In banchina sono fra una coppia inglese ed una francese. Mi hanno visto che trafficavo con le taniche, ho fatto tre viaggi, andando ogni volta a terra con un simpatico giochino: filo catena col telecomando, avvicino la poppa, salto giù e richiamo la catena sempre col telecomando. Viceversa per risalire: si risparmia sulla passerella. Tornando dal tentativo fallito di fare la spesa, ho trovato la signora inglese che dava da mangiare ad un paio di cani randagi adottati dalla comunità dei naviganti. Abbiamo iniziato a chiacchierare, si è complimentata per il giochino del telecomando, poi le ho detto che avevo trovato tutti i supermarket chiusi ed avevo finito praticamente le provviste. Posso offrirle un po’ di questo?, mi fa mostrandomi la ciotola con il Ciappi per i cani. Grazie, non si disturbi, replico sorridendo. Ovviamente scherzavo, aggiunge. Ma dai? Ed io che credevo dicesse sul serio! Ma che forti questi inglese che si incontrano in Egeo, sprizzano simpatia da tutti i pori.

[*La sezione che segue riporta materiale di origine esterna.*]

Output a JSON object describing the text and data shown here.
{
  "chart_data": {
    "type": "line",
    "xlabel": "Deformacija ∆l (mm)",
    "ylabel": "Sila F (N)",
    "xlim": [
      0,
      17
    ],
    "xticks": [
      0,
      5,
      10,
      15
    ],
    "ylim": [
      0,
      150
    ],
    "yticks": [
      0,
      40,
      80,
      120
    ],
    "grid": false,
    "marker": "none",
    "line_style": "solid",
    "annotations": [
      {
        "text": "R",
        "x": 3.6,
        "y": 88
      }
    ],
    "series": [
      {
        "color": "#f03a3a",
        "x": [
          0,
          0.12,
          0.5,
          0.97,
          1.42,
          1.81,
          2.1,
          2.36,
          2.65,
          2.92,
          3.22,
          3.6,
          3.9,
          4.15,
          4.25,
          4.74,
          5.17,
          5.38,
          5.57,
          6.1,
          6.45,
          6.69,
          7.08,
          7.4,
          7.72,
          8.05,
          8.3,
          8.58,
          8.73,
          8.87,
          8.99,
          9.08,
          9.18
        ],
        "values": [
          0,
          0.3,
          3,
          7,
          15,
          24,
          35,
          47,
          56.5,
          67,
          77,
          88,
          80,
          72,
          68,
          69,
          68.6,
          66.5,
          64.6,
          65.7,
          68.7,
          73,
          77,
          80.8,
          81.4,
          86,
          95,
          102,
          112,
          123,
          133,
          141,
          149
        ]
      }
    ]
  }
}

Non è mancato neanche il momento adrenalinico oggi. Sul radar (l’AIS per i lettori velisti), ho iniziato a vedere una nave che puntava su di me a velocità folle, oltre 30 nodi.  A vista non era individuabile, ma lo strumento dava 20 minuti all’impatto; ho sperato che essendo la mia velocità inconstante il rilevamento cambiasse ma non cambiava. Dopo circa un quarto d’ora ho visto questo mostro, un enorme catamarano di quelli che trasportano passeggeri tra isole lontane (c’era il Fiumicino-Olbia anni fa, poi soppresso), dritto verso di me ed ho calcolato non più di tre minuti di distanza fra noi. Ho acceso il motore per essere più manovriero, ma in realtà ero molto indeciso sul da farsi. In teoria la precedenza era mia in quanto imbarcazione a vela, in pratica è come litigare con Mike Tyson, anche se hai ragione da vendere eviti lo scontro diretto, e comunque manovrare senza doverlo fare può essere pericoloso, potrebbe confondere le idee all’altro. Sono rimasto così per un paio di interminabili minuti fino a quando il mostro ha accostato qualche grado per passarmi di poppa. All’s well, that ends well, come dicono gli inglesi. No, basta inglesi, almeno per oggi!

A cena, scarseggiando la cambusa, mi sono concesso una taverna. Lì ho conosciuto una simpatica coppia di Atene che poi  ho  invitato a bordo a bere una birra. Chiacchierando un’ulteriore conferma che l’Italia è per i greci un punto di riferimento importante, che hanno ammirazione per noi. Mi hanno riferito un detto che hanno loro: i greci vorrebbero somigliare agli italiani ma somigliano ai turchi. Poveri turchi! Ma poveri pure noi italiani che a volte vediamo solo chi ci considera pizza e mandolino e non capiamo il nostro vero valore. Comunque, l’ho già detto, lo ridico: a me i greci… me piaciono!